David Baldacci
Bestselling novelist and Virginia Commonwealth University alumnus David Baldacci along with his wife, Michelle, generously established two scholarship awards in the College of Humanities and Sciences with a $1.1 million gift — one that provides experiential learning opportunities and another that supports political science students. Baldacci, who received a bachelor’s degree in political science from VCU in 1983 and a law degree from the University of Virginia School of Law in 1986, has published 37 novels for adults, all of which have been national and international bestsellers, and several of which have been adapted for film and television. His novels have been published in over 45 languages and in more than 80 countries, with more than 130 million worldwide sales. He has also published seven novels for younger readers.

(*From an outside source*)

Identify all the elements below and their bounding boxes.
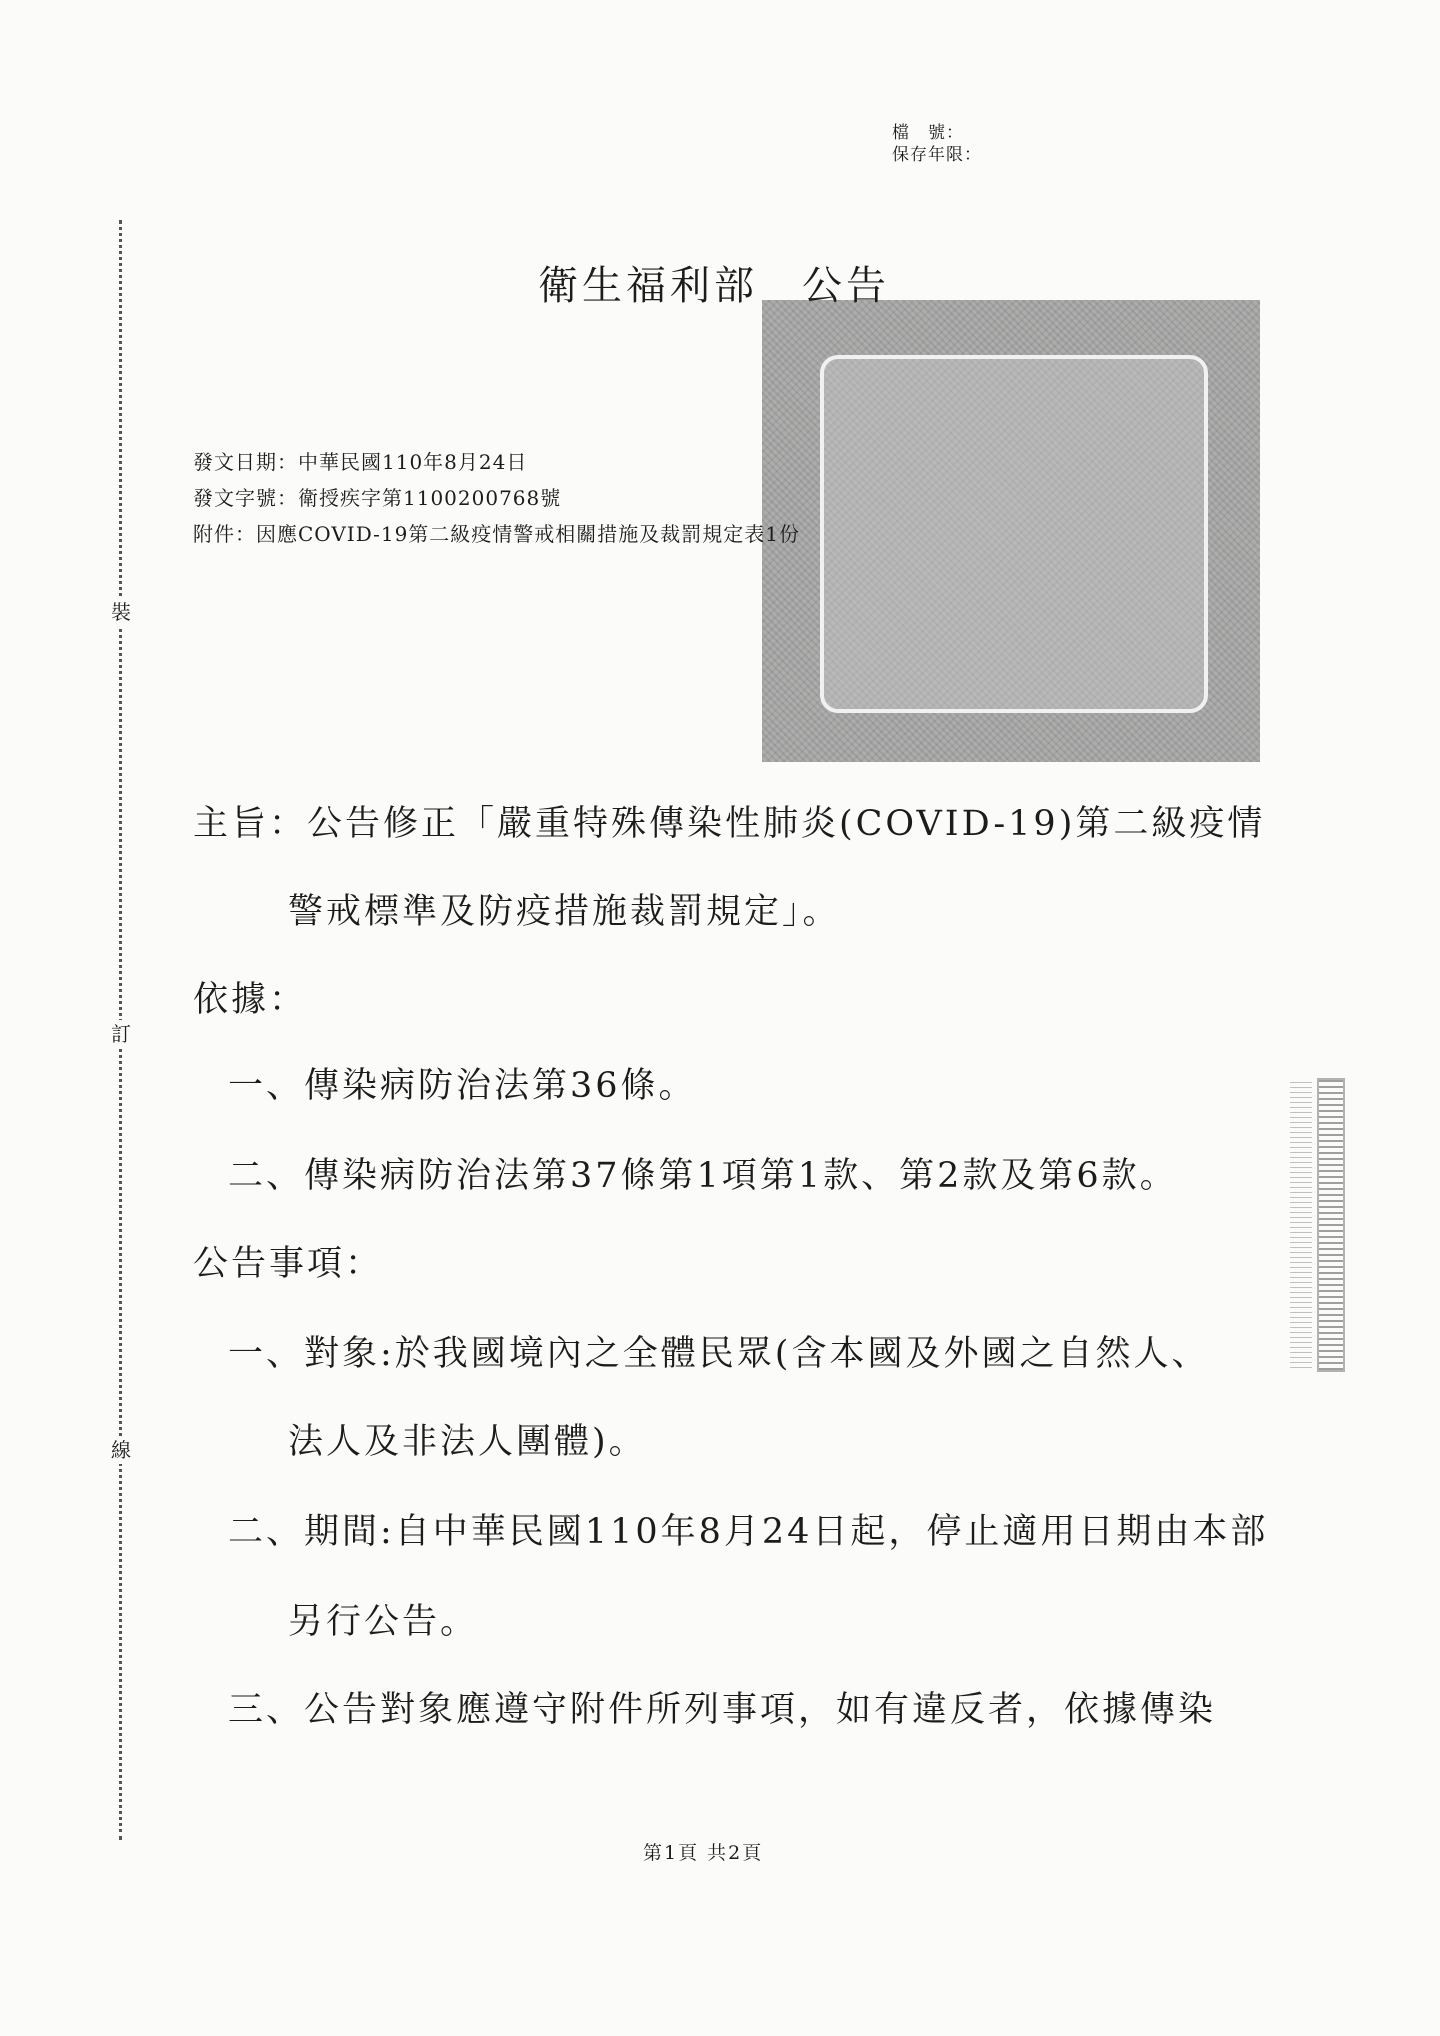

David makes frequent visits to campus to meet the students who have received funds as a result of his generosity and has been able to tell recipients in person that their experiences around the globe and outside the classroom underscore his and his wife’s goal for the fund. “As a writer, I always want to get outside of my comfort zone because if I don’t, then my writing is going to grow stale and uniform and formulaic and nobody’s going to be inspired by it,” he said. “Sometimes, as students, you get into these routines where you go to class and you study material and you take your tests and you move on. It’s a narrow box. So we wanted to give an opportunity to get outside of that narrow box and go to a place that maybe you never thought you’d be able to go and meet people you never thought you’d have an opportunity to meet.”
Impact
In 2017, the Baldaccis’ gift created the Baldacci Student Experiential Learning Fund, which provides grants of $1,000 to $5,000 to academically promising VCU students from diverse areas of study and backgrounds to allow them to pursue internships, conferences, research, domestic or international study abroad, and social entrepreneurship opportunities. “When my wife and I were talking with the university about what we wanted to do, we sat down and talked about: What would we have liked to have had the opportunity to do when we were students? For me, and I think for my wife as well, it was something outside of the curriculum, some experience that you otherwise wouldn’t have had the opportunity to pursue.”
The Baldaccis’ gift also led to the creation of the Baldacci Political Science Endowed Scholarship, which was the first such scholarship for the Department of Political Science and is one of the largest in the College of Humanities and Sciences.